Je crois qu’ils retourneront se coucher après avoir pris leur café avec moi.
Bien entendu le bistrot et plein à craquer : des alpinistes, des randonneurs, des skieurs, des moniteurs de Courmayeur, tous ont été surpris par l’orage, et attendent l’accalmie qui permettra au téléphérique de repartir.
J’ai le temps de boire deux cafés, et de manger trois croissants avec les italiens. Je commence à piétiner sur place, et les idées de défaite et de pessimisme traversent mon esprit. Si cela dure, je serais obligé de rester ici ce soir, et mon Tour du Mont Blanc sera terminé. Ce temps n'était pas prévu pour ce week end du 15 août.
La petite serveuse remarque mon impatience ; les italiens sont calmes.
Voila près d'une heure que nous sommes ici à attendre, lorsque je ne sais par quel miracle, petit à petit le ciel devient moins sombre, la pluie moins violente. Encore quelques instants, et l’on peut voir au loin, là où tout a éclaté, vers le col de la Seigne, les nuages se déchirent. Plusieurs épaisseurs allant du noir au blanc, en passant par les gris, se chevauchent.

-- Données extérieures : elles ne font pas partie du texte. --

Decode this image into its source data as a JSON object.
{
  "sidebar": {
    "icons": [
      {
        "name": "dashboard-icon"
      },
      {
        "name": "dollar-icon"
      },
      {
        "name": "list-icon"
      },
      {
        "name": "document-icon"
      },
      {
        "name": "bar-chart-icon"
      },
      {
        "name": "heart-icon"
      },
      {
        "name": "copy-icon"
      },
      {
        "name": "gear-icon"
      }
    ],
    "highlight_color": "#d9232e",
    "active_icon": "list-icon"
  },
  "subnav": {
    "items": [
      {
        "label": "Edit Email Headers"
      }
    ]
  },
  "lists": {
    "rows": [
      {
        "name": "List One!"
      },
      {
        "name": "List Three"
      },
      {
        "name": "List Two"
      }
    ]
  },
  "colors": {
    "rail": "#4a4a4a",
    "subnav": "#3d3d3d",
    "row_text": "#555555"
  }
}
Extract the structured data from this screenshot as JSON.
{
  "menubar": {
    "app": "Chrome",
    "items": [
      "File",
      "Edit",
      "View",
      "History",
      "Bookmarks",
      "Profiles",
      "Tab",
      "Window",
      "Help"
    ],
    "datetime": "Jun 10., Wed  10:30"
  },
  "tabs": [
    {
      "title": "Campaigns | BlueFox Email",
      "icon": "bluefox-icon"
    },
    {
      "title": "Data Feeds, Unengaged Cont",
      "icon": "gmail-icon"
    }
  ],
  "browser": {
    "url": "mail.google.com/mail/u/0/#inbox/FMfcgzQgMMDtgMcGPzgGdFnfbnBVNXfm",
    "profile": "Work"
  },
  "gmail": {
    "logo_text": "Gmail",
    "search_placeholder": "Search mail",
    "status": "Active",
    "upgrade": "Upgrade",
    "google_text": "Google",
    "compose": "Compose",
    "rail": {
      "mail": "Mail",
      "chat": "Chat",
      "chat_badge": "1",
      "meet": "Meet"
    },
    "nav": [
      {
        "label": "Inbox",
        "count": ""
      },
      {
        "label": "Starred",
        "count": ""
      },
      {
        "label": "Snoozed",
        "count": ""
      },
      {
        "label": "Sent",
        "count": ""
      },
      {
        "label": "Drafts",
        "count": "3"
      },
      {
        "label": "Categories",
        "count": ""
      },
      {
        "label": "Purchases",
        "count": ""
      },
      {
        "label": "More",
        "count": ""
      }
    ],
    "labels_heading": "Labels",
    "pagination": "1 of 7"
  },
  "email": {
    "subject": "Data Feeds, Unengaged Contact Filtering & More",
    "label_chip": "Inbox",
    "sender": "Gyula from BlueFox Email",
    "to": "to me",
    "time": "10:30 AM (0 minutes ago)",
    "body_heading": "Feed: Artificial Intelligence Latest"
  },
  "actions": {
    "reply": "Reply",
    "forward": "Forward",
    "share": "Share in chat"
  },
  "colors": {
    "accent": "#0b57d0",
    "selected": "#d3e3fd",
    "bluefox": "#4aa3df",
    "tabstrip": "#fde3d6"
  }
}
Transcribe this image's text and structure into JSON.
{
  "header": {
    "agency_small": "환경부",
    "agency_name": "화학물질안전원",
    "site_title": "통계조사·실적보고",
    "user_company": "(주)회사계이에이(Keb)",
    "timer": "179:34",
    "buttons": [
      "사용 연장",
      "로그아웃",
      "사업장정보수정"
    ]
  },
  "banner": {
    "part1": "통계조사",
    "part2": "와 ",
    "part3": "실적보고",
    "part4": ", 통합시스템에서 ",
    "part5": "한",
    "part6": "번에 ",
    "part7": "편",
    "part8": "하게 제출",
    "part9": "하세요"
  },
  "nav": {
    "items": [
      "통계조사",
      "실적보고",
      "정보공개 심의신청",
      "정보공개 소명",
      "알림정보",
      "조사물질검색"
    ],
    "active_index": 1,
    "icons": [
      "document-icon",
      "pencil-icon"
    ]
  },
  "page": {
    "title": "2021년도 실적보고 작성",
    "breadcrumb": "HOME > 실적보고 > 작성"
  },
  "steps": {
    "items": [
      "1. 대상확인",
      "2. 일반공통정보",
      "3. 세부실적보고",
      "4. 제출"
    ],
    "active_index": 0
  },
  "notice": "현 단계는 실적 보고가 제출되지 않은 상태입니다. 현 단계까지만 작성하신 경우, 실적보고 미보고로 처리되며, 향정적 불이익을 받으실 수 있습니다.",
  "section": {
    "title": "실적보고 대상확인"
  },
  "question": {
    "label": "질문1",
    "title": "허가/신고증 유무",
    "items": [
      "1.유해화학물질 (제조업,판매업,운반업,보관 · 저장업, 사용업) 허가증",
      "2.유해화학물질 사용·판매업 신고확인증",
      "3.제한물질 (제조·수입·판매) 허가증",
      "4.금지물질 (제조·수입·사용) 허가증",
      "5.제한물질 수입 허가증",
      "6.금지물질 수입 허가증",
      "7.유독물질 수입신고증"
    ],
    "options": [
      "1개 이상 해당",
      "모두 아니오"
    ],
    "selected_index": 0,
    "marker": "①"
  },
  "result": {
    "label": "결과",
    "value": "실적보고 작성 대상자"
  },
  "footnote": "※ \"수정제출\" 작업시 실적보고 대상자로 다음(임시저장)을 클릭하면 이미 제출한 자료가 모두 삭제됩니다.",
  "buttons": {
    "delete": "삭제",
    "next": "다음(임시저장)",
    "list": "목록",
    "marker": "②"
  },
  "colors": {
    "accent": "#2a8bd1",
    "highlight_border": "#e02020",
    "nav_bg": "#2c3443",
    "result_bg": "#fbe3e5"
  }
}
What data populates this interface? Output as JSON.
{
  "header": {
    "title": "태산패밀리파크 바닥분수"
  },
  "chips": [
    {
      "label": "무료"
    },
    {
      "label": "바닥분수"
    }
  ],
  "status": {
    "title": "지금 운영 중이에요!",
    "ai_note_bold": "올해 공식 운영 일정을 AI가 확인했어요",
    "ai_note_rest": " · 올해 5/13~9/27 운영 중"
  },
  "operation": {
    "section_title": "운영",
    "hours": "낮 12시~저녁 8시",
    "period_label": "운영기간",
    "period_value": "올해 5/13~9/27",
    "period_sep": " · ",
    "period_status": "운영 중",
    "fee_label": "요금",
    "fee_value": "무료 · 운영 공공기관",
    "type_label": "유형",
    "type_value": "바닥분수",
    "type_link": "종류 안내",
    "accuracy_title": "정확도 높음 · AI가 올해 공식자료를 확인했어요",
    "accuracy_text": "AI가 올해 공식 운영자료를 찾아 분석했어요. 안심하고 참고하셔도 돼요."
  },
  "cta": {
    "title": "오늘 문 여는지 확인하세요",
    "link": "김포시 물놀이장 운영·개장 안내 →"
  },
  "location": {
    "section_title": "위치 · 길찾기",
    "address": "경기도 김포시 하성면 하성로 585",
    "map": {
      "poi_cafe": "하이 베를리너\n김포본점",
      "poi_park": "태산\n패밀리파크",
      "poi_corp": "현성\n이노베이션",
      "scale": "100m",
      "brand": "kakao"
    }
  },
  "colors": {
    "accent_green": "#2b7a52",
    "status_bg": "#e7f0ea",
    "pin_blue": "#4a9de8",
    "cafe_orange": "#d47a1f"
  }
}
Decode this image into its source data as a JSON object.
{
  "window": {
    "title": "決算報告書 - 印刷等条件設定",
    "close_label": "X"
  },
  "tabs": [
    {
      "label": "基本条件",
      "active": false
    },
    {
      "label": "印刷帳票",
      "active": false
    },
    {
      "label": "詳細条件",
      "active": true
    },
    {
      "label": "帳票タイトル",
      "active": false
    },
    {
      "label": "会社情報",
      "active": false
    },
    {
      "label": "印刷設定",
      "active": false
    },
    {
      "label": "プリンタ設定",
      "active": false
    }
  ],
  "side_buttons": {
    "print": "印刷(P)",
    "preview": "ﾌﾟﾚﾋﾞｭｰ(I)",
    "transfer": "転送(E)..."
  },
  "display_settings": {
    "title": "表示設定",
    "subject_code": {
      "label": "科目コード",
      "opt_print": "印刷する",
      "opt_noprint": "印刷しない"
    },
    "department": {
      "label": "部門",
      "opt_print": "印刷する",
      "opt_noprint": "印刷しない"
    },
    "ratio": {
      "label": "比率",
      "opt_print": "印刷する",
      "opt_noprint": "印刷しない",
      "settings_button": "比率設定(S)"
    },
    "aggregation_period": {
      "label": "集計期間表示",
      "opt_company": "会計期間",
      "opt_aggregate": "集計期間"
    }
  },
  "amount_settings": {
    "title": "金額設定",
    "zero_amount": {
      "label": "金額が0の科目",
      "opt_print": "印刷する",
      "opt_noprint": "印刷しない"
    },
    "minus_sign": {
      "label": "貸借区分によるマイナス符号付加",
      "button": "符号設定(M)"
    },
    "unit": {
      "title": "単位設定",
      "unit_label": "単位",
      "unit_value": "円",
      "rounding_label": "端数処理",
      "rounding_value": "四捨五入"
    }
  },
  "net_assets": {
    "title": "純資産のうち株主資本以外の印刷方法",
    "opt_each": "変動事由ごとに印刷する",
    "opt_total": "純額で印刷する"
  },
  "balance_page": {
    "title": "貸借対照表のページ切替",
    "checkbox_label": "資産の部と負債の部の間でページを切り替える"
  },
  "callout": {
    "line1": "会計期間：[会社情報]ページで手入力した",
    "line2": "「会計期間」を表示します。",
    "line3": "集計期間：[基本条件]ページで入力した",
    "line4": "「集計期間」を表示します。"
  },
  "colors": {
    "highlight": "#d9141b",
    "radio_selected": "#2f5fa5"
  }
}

Nous allons pouvoir y aller ?...
Je change mes chaussures et chaussettes trempées : j’étais parti du refuge Elisabetta en jogging.
Le temps que j'aurais mis pour venir à pied, je l’ai utilisé à me restaurer à l’abri derrière les carreaux. En fin de compte je n’ai pas perdu grand chose, et je suis plutôt satisfait de cette déduction.
Le bleu gagne du terrain en s’avançant jusqu'à nous, à tel point que le soleil qui n’avait pas voulu montrer le bout de ses rayons ce matin, maintenant ne peut plus se cacher derrière les couvertures nuageuses qui disparaissent.
En un instant, tout le monde est hors du café. On crie, on s’interpelle avec des grands signes, on s’agite. Le téléphérique est en route, la plupart s’y précipitent. Les paires de skis passent de mains en mains.
Les arbres égouttent leurs feuilles. Je salue mes trois alpinistes italiens ; ils est maintenant trop tard pour eux : la Tour Ronde sera pour une autre fois. Il n’est pas trop tard pour moi, je peux encore aller jusqu’à Champex en Suisse, d’ici ce soir. Mais il ne faut plus perdre de temps !
Bien que la route soit goudronnée, la circulation n’est pas importante et je trouve ce parcours plutôt agréable. Petite pause à Planpincieux, et au lieu dit : Pra-sec, la route est complètement inondée sur une centaine de mètres, et les abords transformés en marécage.
Les Grandes Jorasses, verant italien |
Lavachey, je suis face au versant italien des Grandes Jorasses : imposante paroi qui écrase tout !... A Arnuva, petite montée en direction du col Ferret. Moment d’hésitation ? le petit ou le grand ? Je ne connais pas le petit, plus raide, et préfère suivre l’itinéraire normal par le Grand col Ferret. J’y arrive en une heure trente cinq !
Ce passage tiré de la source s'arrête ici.